By DAVID ALLEN
The Italian maestro Riccardo Muti leads the Chicago Symphony Orchestra on Friday and Saturday. Credit Ronald Zak/Associated Press
Our guide to the city’s best classical music and opera.
CHICAGO SYMPHONY ORCHESTRA at Carnegie Hall (Feb. 9, 8 p.m.; Feb. 10, 7:30 p.m.). Happily, contemporary music plays a significant role in the programs that Riccardo Muti leads at Carnegie this season, with each of these two concerts featuring a New York premiere. On Friday, Jennifer Higdon’s Low Brass Concerto debuts alongside Stravinsky’s “Scherzo fantastique,” Britten’s “Four Sea Interludes” from “Peter Grimes” and Chausson’s “Poème de l’amour et de la mer,” with the mezzo-soprano Clémentine Margaine. Samuel Adams’s “Many Words of Love” has its premiere at Saturday’s concert, with the overture to Verdi’s “I vespri Siciliani” and Brahms’s Symphony No. 2 also on the bill.
INTERNATIONAL CONTEMPORARY ENSEMBLE at Abrons Arts Center (Feb. 10, 7:30 p.m.). New York’s leading new-music group does a real service with its free OpenICE concerts, all constructed and performed at the highest of high standards. This time around, hear Ellen Reid’s “Push/Pull” and Rebecca Saunders’s “To and Fro,” as well as pieces by Elliott Carter, Reiko Füting, Karen Keyhani and Jonathan Dawe.
KIRILL GERSTEIN at Town Hall (Feb. 11, 2 p.m.). The cheerfully inexpensive Peoples’ Symphony Concert series presents this deft recital from this hyper-virtuosic pianist. There’s Bach and Debussy, Chopin and Brahms, and the intriguing prospect of Three Mazurkas by Thomas Adès, whose new piano concerto Mr. Gerstein will debut next year with the Boston Symphony.
LORELEI ENSEMBLE at the Church of St. Luke in the Fields (Feb. 9, 7:30 p.m.). Performing at the 5 Boroughs Music Festival, this Boston-based, all-female vocal group presents music from the very old to the very recent, with works from the Renaissance giant Guillaume Dufay included with those by David Lang, Steve Reich, Moira Smiley and six other composers.

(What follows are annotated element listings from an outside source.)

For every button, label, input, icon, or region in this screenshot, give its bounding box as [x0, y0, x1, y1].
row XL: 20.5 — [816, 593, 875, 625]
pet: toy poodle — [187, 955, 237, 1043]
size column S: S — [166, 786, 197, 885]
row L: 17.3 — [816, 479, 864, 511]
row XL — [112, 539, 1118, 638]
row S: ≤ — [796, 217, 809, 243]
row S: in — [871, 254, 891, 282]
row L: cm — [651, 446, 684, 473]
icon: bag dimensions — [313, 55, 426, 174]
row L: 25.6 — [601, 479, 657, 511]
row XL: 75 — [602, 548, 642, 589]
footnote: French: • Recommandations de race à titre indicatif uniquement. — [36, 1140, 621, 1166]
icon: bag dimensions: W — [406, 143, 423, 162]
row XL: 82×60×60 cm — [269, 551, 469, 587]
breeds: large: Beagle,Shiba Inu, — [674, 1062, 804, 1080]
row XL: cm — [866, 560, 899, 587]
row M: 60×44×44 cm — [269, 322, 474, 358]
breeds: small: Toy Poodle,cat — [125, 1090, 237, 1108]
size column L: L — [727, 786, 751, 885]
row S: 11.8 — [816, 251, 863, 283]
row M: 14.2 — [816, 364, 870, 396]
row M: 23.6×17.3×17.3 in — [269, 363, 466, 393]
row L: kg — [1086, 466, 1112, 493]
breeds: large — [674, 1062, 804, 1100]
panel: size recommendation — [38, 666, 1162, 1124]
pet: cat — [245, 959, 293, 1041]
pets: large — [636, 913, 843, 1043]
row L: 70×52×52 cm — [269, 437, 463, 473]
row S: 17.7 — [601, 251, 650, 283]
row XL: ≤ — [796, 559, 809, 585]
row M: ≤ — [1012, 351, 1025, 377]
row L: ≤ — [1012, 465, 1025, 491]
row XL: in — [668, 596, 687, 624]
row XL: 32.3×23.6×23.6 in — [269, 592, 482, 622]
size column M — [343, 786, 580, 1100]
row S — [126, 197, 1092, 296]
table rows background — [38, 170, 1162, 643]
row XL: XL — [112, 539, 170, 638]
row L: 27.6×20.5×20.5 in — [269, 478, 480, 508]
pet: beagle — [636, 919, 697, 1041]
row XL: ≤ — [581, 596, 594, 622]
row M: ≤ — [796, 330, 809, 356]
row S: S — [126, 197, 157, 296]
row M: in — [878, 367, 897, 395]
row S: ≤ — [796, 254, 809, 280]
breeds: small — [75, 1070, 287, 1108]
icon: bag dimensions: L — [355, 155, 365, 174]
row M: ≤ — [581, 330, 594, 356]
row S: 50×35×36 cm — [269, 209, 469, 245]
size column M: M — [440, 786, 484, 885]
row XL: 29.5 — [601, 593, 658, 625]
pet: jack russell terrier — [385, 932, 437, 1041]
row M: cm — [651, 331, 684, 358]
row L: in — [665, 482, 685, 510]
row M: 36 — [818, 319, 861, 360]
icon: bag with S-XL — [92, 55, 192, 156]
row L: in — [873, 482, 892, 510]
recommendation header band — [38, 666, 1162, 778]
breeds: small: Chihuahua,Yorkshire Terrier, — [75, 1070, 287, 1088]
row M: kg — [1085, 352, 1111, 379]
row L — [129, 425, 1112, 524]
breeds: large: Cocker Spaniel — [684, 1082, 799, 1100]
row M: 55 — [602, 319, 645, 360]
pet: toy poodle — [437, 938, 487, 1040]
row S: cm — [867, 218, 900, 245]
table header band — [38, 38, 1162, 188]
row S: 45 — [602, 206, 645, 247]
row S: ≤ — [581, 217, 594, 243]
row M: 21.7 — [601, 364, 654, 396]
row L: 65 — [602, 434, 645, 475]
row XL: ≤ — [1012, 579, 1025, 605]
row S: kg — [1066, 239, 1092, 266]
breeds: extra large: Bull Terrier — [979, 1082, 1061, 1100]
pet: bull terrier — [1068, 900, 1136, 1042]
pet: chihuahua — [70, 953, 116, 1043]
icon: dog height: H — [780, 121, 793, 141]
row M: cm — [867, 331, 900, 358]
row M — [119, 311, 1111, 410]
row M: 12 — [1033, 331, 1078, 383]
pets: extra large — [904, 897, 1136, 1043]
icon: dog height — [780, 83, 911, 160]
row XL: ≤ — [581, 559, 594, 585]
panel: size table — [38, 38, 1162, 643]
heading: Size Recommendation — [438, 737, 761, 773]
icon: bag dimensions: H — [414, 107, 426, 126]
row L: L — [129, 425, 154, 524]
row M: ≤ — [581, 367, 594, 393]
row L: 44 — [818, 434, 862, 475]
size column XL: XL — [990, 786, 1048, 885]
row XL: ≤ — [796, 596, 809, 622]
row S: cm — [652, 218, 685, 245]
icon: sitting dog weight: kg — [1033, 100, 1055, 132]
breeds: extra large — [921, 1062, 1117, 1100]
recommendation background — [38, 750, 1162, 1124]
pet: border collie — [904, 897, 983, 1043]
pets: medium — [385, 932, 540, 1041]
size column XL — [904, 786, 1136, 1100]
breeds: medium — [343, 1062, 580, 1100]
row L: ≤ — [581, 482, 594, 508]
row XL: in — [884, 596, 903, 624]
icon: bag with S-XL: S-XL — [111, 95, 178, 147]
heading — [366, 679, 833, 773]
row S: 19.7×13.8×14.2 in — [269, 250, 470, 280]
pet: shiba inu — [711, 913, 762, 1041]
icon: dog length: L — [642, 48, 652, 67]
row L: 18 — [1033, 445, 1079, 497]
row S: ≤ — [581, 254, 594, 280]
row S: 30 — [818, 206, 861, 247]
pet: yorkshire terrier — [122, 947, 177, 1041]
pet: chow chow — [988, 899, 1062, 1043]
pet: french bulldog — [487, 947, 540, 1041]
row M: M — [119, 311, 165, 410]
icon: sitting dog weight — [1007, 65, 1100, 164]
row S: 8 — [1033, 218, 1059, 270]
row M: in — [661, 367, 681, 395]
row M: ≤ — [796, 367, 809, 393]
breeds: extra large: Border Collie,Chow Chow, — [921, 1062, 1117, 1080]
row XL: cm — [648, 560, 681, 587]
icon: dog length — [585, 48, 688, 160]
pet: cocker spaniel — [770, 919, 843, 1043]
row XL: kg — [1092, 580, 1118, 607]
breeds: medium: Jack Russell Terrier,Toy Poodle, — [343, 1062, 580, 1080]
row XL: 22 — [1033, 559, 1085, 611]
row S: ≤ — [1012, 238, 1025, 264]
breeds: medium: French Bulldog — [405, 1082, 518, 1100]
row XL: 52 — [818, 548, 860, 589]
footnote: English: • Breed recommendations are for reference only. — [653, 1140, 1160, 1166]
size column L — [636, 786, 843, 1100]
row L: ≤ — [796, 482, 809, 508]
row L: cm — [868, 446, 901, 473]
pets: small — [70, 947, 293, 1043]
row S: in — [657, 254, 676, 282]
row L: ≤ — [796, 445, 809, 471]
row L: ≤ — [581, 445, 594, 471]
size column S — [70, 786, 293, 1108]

NEW YORK PHILHARMONIC at David Geffen Hall (Feb. 14, 7:30 p.m., through Feb. 17). Jaap van Zweden has made something of a name for himself with his ongoing Wagner recordings with the Hong Kong Philharmonic on Naxos, and it is Wagner with which he returns to conduct the orchestra that he formally takes over next season. He is joined by Heidi Melton, Simon O’Neill and John Relyea for the first act of “Die Walküre.” Wagner’s opera is prefaced in the “Ring” by a tale of the rape of nature, and environmental themes have been crucial to the recent work of the composer John Luther Adams. His “Dark Waves,” in effect the predecessor of the immense “Become Ocean,” acts as the prelude here.
DOROTHEA RÖSCHMANN at Zankel Hall (Feb. 13, 7:30 p.m.). Core repertoire from this sophisticated soprano, singing with that ideal accompanist Malcolm Martineau. Wagner’s “Wesendonck Lieder” and Mahler’s “Rückert Lieder” make for a fine pairing. Here, they come with five songs by Schubert and Schumann’s “Gedichte der Königin Maria Stuart.”
ALEXANDRE THARAUD at Zankel Hall (Feb. 15, 7:30 p.m.). Just the one work here from the thoughtful French pianist, but one that needs no added extras: Bach’s “Goldberg Variations,” a piece that Mr. Tharaud recorded sensitively, and for which he received some acclaim, three years ago.